Thursday, July 07, 2011

We Need More Like Him

Rubio:
Let’s stop talking about new taxes and start talking about new taxpayers, which means jobs. This debt is the No. 1 issue on everyone’s minds and rightfully so. It is a major issue, but everywhere else, in the real world, the No. 1 issue on people’s minds is jobs. And I tell you, every other problem facing America — a mortgage crisis, a home foreclosure crisis, this debt problem — all of these issues get easier to deal with if people are gainfully employed across America. And the impact that unemployment is having across this country is devastating. …

Our job here [in Congress] is to do everything we can to make it easier for them to find a job, not harder. And I think that’s what we have to do when it comes to ‘a balanced approach’ and when we talk about revenue. We don’t need new taxes, we need new taxpayers, people who are gainfully employed, making money, paying into the tax system and then we need a government that has the discipline to take that additional revenue and use it to pay down the debt and never grow it again. …

So you look at all these taxes that are being proposed and here’s what I say: I say we should analyze every single one of them through the lens of job creation, issue No. 1 in America. I want to know which one of these taxes they’re proposing will create jobs. I want to know how many jobs will be created by the planes tax. I want to know how many jobs will be created by the oil company tax that I’ve heard so much about. How many jobs are created by going after the millionaires and billionaires that the president talks about? I want to know! How many jobs do they create? …

I traveled the state of Florida for two years campaigning. I have never met a job creator who told me that they were waiting for the next tax increase before they started growing their business. I’ve never met a single job creator who has ever said to me I can’t wait ’til government raises taxes again so I can go out and create a job. I’m curious to know if they say that in New Hampshire because they don’t say that in Florida. So my view on all that is, I want to know how many of these tax increases the president proposes will create because if they’re not creating jobs and they’re not creating new taxpayers, they’re not solving the problem.

2 comments:

Ilíon said...

When politicians -- even good ones -- start talking about "creating jobs," then get ready for even more economically wasteful and destructive political actions.
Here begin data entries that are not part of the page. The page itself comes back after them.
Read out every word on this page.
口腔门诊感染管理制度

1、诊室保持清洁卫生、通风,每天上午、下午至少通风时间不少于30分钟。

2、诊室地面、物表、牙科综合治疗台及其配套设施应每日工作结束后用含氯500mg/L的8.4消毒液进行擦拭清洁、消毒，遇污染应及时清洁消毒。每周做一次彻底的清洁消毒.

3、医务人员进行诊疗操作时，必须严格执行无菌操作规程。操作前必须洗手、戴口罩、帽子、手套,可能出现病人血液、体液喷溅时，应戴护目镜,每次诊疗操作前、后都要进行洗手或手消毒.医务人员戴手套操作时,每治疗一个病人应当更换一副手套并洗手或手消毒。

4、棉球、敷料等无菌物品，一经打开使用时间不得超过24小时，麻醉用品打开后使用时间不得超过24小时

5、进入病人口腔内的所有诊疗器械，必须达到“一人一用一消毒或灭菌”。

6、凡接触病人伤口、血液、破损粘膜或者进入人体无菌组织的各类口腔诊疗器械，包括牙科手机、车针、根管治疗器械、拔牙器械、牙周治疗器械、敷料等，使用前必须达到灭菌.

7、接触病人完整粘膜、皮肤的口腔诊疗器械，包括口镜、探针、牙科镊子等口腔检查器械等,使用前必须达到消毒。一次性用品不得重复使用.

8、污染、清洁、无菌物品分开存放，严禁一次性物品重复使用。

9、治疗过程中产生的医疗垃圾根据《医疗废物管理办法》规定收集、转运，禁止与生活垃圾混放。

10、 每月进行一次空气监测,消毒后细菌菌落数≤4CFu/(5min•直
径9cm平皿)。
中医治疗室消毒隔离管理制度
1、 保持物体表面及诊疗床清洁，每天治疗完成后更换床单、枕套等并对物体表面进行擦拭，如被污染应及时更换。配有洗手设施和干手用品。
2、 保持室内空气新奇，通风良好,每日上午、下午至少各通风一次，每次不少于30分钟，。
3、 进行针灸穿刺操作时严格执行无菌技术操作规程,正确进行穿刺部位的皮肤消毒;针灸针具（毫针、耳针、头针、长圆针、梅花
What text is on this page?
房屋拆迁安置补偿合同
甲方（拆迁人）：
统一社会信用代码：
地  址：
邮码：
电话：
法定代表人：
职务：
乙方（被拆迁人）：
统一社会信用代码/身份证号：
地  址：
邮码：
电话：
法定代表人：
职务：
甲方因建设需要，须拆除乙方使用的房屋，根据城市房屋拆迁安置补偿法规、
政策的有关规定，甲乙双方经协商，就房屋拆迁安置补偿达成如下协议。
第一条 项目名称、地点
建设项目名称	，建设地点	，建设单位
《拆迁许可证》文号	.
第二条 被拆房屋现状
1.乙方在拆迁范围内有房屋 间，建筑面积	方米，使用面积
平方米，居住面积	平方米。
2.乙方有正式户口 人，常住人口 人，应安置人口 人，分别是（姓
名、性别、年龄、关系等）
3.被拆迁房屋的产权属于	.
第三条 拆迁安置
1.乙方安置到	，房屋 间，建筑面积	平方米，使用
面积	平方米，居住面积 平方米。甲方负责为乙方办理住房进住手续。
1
If "creating jobs" were the answer to our economic problems, then paying (out of the public fisc, naturally) half the unemployed persons to dig holes and the other half to fill the holes back would make us all rich, wouldn't it?

Ilíon said...

... lest is be misunderstood ... I did not mean that Rubio is talking about initiating (new) government "programs" to "create jobs." Rather, he's pointing out a related aspect to what I said -- expendature of tax monies does not create wealth, it rather destroys wealth.